Ignoring him, she ran wildly from room to room, looking for a phone. There wasn’t one. She punched all the keys on the keypad she found near the kitchen for things like Concierge and Doorman. Dead. None of them responded. Frank had disabled them, no doubt. Careful planning had gone into isolating her in this million-dollar prison without resources. Perhaps that’s why he wasn’t trying to stop her from attempting to escape as she expected he would.

There must be something.
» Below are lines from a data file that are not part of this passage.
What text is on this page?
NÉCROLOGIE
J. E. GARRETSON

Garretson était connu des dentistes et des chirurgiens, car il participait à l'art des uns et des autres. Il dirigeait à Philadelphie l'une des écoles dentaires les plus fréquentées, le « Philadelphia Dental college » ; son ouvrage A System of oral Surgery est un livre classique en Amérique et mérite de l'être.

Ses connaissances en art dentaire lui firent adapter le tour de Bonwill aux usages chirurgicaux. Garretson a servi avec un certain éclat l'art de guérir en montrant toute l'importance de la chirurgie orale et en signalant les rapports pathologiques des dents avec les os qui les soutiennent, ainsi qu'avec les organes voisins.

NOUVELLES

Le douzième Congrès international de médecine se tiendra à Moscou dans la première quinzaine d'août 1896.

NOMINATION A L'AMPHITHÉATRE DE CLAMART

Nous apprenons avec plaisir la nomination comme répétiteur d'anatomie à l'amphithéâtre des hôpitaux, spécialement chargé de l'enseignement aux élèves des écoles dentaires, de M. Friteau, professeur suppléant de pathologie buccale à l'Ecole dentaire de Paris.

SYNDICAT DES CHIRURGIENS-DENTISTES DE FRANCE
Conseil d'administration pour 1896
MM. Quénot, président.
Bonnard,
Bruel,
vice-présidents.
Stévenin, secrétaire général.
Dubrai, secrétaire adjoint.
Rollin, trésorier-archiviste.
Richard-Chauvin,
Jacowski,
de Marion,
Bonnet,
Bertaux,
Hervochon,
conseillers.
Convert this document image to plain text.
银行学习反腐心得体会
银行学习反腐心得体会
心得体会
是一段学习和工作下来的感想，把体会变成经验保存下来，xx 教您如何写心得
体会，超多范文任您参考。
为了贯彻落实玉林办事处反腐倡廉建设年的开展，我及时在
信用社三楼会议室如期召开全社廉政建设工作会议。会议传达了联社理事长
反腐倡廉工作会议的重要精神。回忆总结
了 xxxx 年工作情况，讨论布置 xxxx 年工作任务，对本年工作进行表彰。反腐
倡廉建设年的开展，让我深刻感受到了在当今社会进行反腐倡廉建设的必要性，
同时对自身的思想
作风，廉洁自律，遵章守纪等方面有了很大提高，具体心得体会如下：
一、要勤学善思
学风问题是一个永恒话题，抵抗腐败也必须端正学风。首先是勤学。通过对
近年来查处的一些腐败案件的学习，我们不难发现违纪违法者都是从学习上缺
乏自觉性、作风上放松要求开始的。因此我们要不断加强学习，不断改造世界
Think, Georgie.

She ran back toward the living area, frantic and furious. “What have you done? What have you—?”

Frank had crumpled to the floor. His whole body was spasming in the throes of a full grand mal seizure.

“Oh, Frank.”

She knelt down beside him, loosening his shirt, uncertain what else to do as specks of foam formed in the corners of his mouth. “Frank?” She brushed a hand over his cheek. “Don’t die, Frank. I’ll get us help. But you have to stop this thing you’ve done. Please.”

She scrambled through his pockets, hoping he had a phone. He didn’t. “Think, Georgie!” She crawled on her knees over to her camera bag, searching through the pockets for something, anything that she might use to get help.

The FBI listening device, which she thought she’d left behind tumbled out of the smallest pocket. Laughing and weeping, she picked it up and flipped it on. “Help! Emergency. Send SWAT and medical. I know who the bomber is. He’s planted another bomb to go off today. Hurry.”

After she had given the address repeatedly, Georgie scrambled back over to where Frank lay, inert now, and pulled his head into her lap.

In the distance sirens wailed to life as Foggy Bottom reacted to the threat of a Red Alert emergency.

***

The FBI SWAT team came through the door like a human tornado, all percussive action, harsh voices, and crushing force.

Georgie threw up her hands at the sight of men with weapons at the ready. They overwhelmed her anyway, pushing her flat on the floor. A knee thrust into her back as someone roughly pulled her arms behind her and secured them tightly and painfully.

Georgie twisted her head to the side, trying to see if they were helping Frank. Instead she saw that they were holding and securing him in the same way. “Don’t hurt him. He’s ill. He’s had a seizure from a brain tumor. But before it happened, he told me there was a bomb.”

She was ignored by the hard-eyed men who didn’t even look at her.

“All secure.” The shout from another room slowed the whirlwind.

Georgie was dragged up into a sitting position. A man in tactical gear bent down to her, his gun still aimed for action. “Who are you?”

“Georgiana Flynn. I called the FBI. I’m under surveillance by your people. We are trying to stop a bombing.”

As she spoke, another team member riffled through her camera bag while a third snagged her photographer’s ID from around her neck. As he examined the photo credentials his gaze flicked back and forth between them and her. “Identified, sir.”

Georgie’s gaze sought out Frank, who, she saw between the legs of the men surrounding him, had been rolled onto his back. He wasn’t moving, just staring through half-closed lids, as if he was dead.

Dread snaked through her. “Is he breathing?” Anger flashed through her as one of them nudged him with a boot tip. “Stop that. He has a brain tumor. He had a grand mal seizure. He needs medical care. Now. He’s the only one who knows where the bomb is. Please help him so he can stop it before it’s too late.”

The leader squinted at her. “Did he tell you where the bomb is?”

“No, he seized before I could get him to tell me more. It’s not here. But close by, I think.”